One of the biggest challenges when getting started on your dissertation can be choosing a suitable topic. If you're lucky, you may have a clear idea of what you wish to write about. But often, it's a lot more complicated than that and your search may seem daunting and overwhelming.
This brief guide will help you find your way through the forest and find a suitable topic for your dissertation.
Choosing a topic
- Think carefully about your own interests. What topics during your studies have you found most interesting? Is there a particular area that is linked directly to future career aspirations? Is there a topic you find straightforward and confident about? Is there an area you wish to explore in more depth?

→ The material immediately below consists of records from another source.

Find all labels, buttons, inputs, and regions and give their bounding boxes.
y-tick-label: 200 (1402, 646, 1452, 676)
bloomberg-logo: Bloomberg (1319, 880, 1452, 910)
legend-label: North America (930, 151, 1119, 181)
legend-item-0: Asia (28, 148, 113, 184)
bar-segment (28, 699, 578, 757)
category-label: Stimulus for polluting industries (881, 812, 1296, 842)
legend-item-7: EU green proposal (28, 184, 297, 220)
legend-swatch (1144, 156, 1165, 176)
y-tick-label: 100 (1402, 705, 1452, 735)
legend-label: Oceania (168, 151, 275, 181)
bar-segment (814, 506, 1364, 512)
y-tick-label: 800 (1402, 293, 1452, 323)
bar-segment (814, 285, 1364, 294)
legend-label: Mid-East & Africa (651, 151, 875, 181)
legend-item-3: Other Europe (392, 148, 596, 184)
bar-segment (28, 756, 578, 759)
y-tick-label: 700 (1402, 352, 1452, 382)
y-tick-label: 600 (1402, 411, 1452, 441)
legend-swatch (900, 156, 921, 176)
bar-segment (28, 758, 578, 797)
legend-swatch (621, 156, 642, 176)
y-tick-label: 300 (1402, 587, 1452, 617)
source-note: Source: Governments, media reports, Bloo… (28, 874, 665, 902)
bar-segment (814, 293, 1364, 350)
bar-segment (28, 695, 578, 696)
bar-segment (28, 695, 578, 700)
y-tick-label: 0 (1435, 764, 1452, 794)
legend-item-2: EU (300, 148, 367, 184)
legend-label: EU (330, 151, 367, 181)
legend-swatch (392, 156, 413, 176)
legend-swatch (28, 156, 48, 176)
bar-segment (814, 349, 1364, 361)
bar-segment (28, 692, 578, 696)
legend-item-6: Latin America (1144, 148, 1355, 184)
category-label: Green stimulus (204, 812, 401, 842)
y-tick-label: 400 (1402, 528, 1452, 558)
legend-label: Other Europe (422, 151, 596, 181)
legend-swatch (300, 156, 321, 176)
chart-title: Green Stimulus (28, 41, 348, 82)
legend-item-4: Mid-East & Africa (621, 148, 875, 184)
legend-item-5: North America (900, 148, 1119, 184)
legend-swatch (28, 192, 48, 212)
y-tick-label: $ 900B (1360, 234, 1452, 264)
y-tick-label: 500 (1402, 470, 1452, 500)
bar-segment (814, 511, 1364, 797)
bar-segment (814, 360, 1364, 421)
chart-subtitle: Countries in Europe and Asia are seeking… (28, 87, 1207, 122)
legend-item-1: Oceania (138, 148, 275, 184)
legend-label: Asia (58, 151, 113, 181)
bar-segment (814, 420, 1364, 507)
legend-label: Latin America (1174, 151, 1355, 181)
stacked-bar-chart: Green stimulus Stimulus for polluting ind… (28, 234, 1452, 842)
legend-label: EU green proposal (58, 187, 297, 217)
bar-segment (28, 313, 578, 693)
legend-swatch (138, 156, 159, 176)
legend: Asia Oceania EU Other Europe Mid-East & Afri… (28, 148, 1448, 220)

- Talk to your classmates. Find out what topics they're investigating and considering. Does this spark your interest? Discuss your ideas and choices with them, and find out what they think. Have they encountered any problems? Their questions and feedback may help you decide if your choice is any good, or help you sharpen your focus.
- Check out past dissertations in the library (available online). Look at titles of research papers in your subject and read the abstracts of those you find most interesting. This may springboard ideas of where you could take your research.
- Look for controversies and/or topics that you've been sceptical about. Is there something in your course that has sparked debate and argument? It's often the case that controversial issues generate significant amounts of research, and so such topics are ripe for investigation with plenty of supporting evidence.
- Create a shortlist and generate some provisional research questions. These questions can range from simple definition and explanations to more complex critical and evaluative types. Do some initial digging and you may find that one or two of these questions become the actual research questions(s) you use for your dissertation.
- Choose a topic with sufficient, relevant and up-to-date resources. It's vital that you're able to fully support your research with evidence - academic papers, data and stats, studies, theories, arguments, positions, experimental development etc. If you find it difficult to locate related and relevant sources, then you may be heading down a dead end and you should consider another topic.
I hope this short guide has helped you focus your thoughts and ideas, and kickstarts your writing.